The amount of information in the world is increasing far more quickly than our ability to process it. All of us have known the feeling of being overwhelmed by the number of new books, journal articles, and conference proceedings coming out each year. Technology has dramatically reduced the barriers to publishing and distributing information. Now it is time to create the technologies that can help us sift through all the available information to find that which is most valuable to us.
One of the most promising such technologies is collaborative filtering [19,27,14,16]. Collaborative filtering works by building a database of preferences for items by users. A new user, Neo, is matched against the database to discover neighbors, which are other users who have historically had similar taste to Neo. Items that the neighbors like are then recommended to Neo, as he will probably also like them. Collaborative filtering has been very successful in both research and practice, and in both information filtering applications and E-commerce applications. However, there remain important research questions in overcoming two fundamental challenges for collaborative filtering recommender systems.
The first challenge is to improve the scalability of the collaborative filtering algorithms. These algorithms are able to search tens of thousands of potential neighbors in real-time, but the demands of modern systems are to search tens of millions of potential neighbors. Further, existing algorithms have performance problems with individual users for whom the site has large amounts of information. For instance, if a site is using browsing patterns as indications of content preference, it may have thousands of data points for its most frequent visitors. These ``long user rows'' slow down the number of neighbors that can be searched per second, further reducing scalability.

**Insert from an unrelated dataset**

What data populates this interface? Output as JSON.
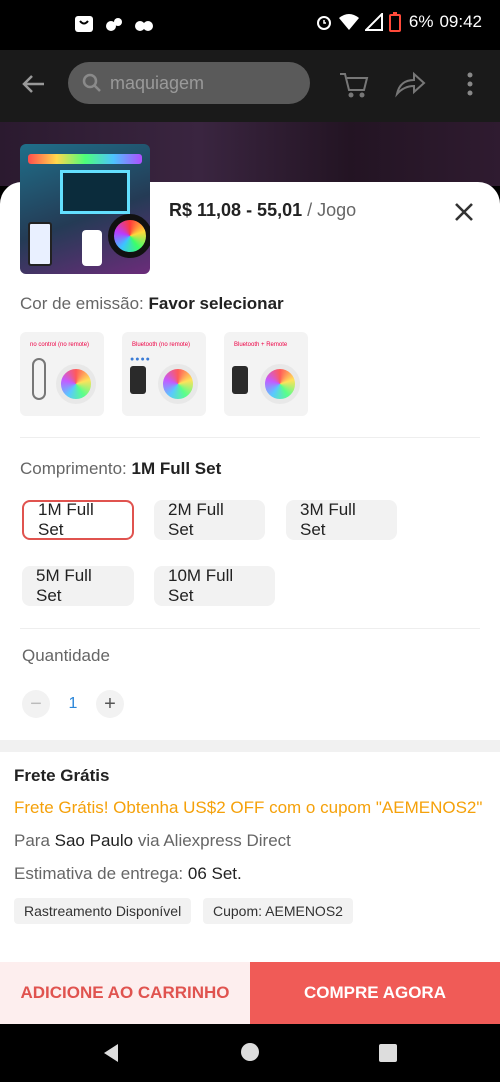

The second challenge is to improve the quality of the recommendations for the users. Users need recommendations they can trust to help them find items they will like. Users will "vote with their feet" by refusing to use recommender systems that are not consistently accurate for them.
In some ways these two challenges are in conflict, since the less time an algorithm spends searching for neighbors, the more scalable it will be, and the worse its quality. For this reason, it is important to treat the two challenges simultaneously so the solutions discovered are both useful and practical.

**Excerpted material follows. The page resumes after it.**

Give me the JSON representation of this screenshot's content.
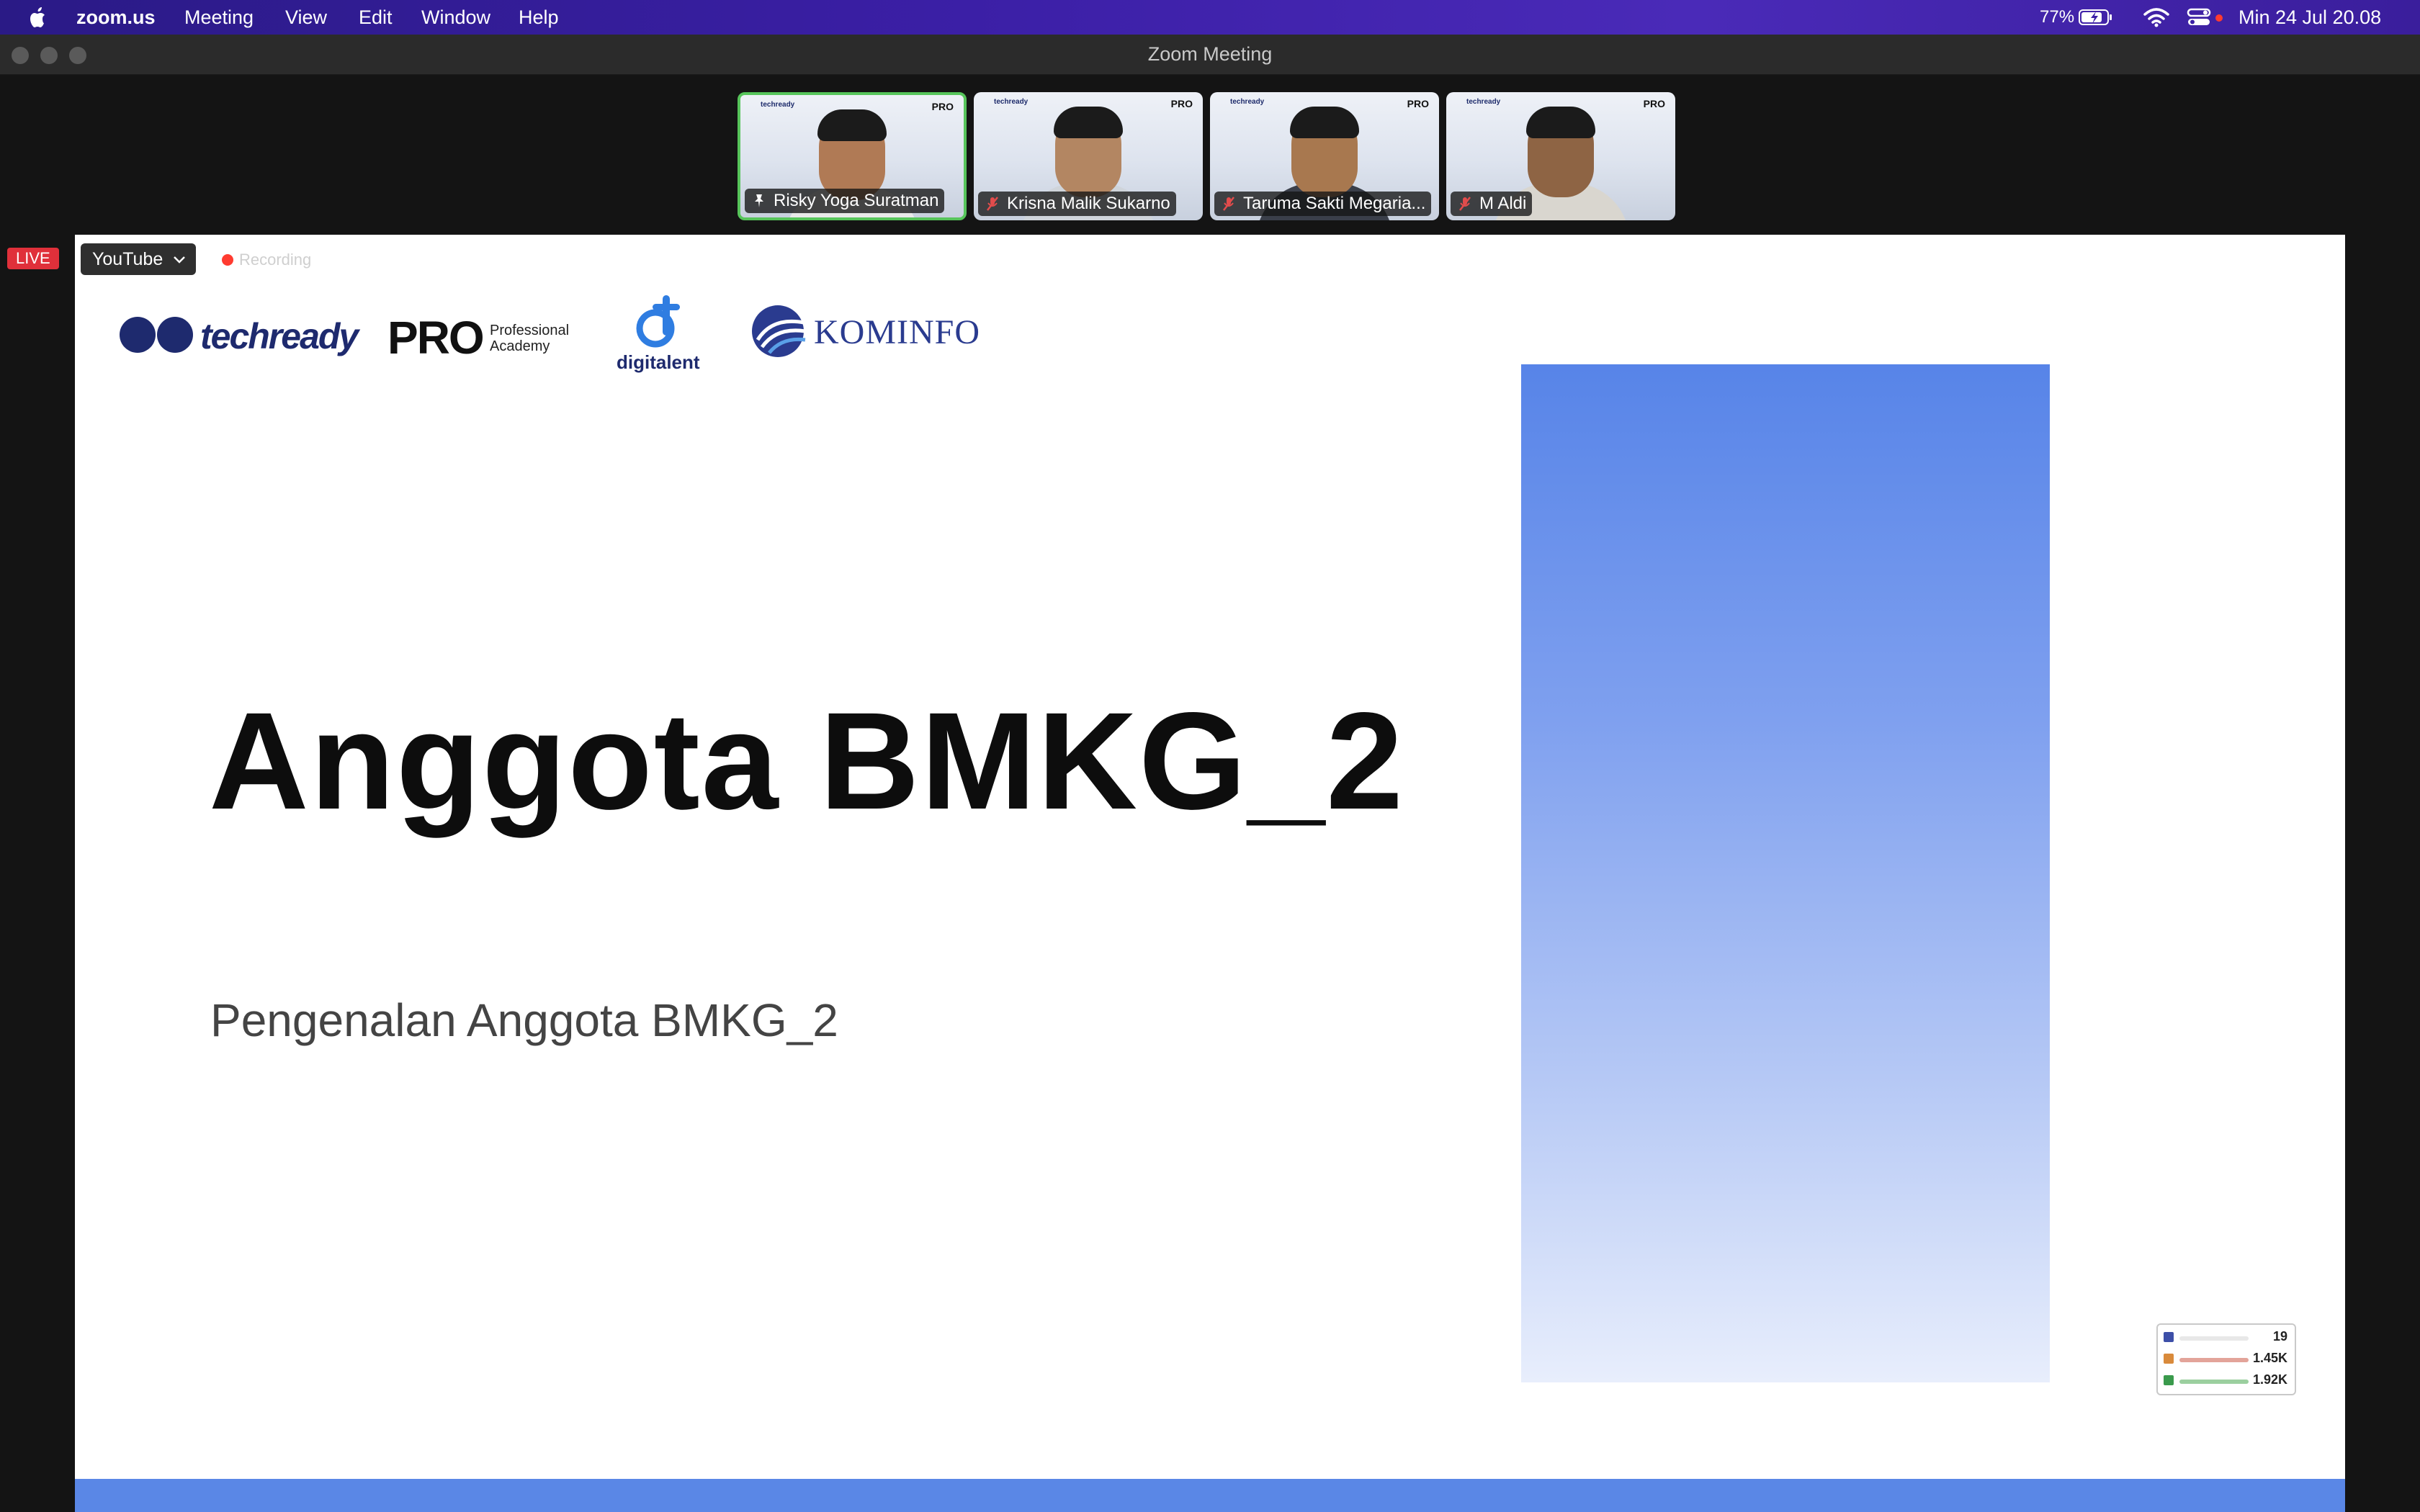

In this paper, we address these issues of recommender systems by applying a different approach-item-based algorithms. The bottleneck in conventional collaborative filtering algorithms is the search for neighbors among a large user population of potential neighbors . Item-based algorithms avoid this bottleneck by exploring the relationships between items first, rather than the relationships between users. Recommendations for users are computed by finding items that are similar to other items the user has liked. Because the relationships between items are relatively static, item-based algorithms may be able to provide the same quality as the user-based algorithms with less online computation.